Because we can factor this number out, n (the sum of the sequence) must be divisible by the factor.

Also note that the smallest possible sequence of length k, {1,2,...,k}, sums to k*(k+1)/2.

We can combine these two observations in the following way.

• Iterate from 1 to root(n) to find the factors of n.
• For every factor x, we can consider if it's possible to make a valid sequence of length k where every element is a multiple of x.
• We know that for this factor, the smallest possible sum is obtained with the sequence x*{1,2,...,k}
• Therefore, the sequence is possible if and only if x*[k*(k+1)/2] <= n.
• That's all there is to this problem. Also note that once you find the largest factor that satisfied the above equality, you can stop searching, since any smaller factor will yield a smaller GCD
• The edge cases where you should return '-1' are where the equality x*[k*(k+1)/2] <= n doesn't apply for even the smallest factor, x=1.

Below is an example:

Consider the input "12 3"

• The factors of 12 are [1,2,3,4,6,12]
• k*(k+1)/2 = 6
• We need to find the largest factor of 12, x, such that 6x <= 12
• x is obviously 2.
• The answer will be some sequence 2{a,b,c} that sums to 12
• The answer is therefore "2 4 6"

I hope that helps!

In submission 26808542 your output is 500000003 1000000006 1500000012. 500000003 is not divisible by 3 so clearly your output's gcd is not 3. Further you can check gcd of your output is 1.

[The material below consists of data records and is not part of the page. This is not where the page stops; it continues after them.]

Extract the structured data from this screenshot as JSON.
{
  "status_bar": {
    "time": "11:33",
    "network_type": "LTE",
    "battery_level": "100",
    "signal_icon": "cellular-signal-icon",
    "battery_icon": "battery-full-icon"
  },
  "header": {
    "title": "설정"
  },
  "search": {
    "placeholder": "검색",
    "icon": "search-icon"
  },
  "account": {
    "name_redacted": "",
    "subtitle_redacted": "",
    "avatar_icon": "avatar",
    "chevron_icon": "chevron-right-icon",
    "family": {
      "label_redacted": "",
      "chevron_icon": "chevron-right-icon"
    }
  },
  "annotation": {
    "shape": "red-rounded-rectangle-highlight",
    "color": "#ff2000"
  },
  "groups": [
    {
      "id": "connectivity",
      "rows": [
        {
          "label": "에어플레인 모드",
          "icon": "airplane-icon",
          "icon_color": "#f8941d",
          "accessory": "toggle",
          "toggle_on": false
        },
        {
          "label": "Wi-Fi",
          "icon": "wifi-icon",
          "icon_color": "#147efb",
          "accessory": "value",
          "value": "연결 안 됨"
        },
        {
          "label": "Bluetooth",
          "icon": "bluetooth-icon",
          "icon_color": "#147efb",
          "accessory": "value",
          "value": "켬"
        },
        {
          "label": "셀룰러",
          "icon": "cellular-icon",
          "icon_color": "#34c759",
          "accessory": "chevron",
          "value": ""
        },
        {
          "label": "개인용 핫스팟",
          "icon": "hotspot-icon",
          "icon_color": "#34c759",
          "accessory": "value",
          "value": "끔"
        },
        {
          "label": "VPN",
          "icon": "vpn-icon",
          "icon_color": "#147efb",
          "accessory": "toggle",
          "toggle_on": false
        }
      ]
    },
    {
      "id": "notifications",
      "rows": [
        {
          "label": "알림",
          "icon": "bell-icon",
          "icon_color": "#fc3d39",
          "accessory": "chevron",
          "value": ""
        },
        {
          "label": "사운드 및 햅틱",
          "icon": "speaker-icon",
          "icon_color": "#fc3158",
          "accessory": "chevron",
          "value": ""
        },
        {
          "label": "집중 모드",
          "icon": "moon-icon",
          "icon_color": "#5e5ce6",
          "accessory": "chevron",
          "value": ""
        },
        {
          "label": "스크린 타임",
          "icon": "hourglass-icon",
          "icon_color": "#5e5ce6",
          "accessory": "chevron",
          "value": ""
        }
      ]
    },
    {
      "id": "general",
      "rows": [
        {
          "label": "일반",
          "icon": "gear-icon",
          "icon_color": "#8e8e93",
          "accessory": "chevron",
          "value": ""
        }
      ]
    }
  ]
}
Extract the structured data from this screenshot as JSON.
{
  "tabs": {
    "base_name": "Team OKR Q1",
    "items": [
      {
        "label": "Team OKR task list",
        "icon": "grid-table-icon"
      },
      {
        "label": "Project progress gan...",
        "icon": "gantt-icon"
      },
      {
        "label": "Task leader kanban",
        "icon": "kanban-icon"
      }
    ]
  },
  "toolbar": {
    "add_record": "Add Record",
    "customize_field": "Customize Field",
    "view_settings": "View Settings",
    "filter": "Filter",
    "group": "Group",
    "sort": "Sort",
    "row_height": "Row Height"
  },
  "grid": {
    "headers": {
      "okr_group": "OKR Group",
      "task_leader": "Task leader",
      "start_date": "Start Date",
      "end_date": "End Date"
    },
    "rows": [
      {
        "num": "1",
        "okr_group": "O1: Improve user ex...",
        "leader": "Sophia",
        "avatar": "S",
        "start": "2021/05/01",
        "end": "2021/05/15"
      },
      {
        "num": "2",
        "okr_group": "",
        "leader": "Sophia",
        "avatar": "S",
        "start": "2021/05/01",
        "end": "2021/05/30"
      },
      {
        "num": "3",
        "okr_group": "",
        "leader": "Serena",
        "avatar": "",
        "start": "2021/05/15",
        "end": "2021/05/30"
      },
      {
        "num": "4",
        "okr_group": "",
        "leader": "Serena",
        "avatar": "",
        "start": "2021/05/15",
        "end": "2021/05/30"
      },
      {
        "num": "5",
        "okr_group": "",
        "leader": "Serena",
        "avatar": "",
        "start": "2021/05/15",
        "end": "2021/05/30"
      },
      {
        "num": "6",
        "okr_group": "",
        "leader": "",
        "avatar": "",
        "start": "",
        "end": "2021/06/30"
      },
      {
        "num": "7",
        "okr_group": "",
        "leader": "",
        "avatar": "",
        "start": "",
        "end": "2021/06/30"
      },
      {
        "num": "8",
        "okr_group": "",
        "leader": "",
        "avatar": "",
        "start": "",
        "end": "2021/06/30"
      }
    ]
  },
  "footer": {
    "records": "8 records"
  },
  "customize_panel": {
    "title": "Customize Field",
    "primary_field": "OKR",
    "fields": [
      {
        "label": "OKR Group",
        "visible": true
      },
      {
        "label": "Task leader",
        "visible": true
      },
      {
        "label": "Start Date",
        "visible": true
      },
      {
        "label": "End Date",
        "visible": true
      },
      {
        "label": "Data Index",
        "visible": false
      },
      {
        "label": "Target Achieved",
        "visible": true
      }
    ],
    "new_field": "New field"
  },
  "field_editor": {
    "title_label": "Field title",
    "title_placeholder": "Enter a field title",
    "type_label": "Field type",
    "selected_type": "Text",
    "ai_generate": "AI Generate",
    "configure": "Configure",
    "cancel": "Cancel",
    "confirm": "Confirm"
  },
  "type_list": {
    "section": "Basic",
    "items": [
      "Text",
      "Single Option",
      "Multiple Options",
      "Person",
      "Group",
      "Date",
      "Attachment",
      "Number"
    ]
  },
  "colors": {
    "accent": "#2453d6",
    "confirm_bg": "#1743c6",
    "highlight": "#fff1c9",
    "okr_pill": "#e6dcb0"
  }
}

Err, the gcd can be much larger than 1000

Think of the first line, suppose by using the greedy logic you decide that you can have n words in the first line. Since greedy is taking as many words as possible, no other solution can have more than n words in the first line. Also, by taking more words, you're leaving fewer words for the remaining k-1 lines. So if a solution is possible by taking more than n words in line 1, it should be possible by taking exactly n also.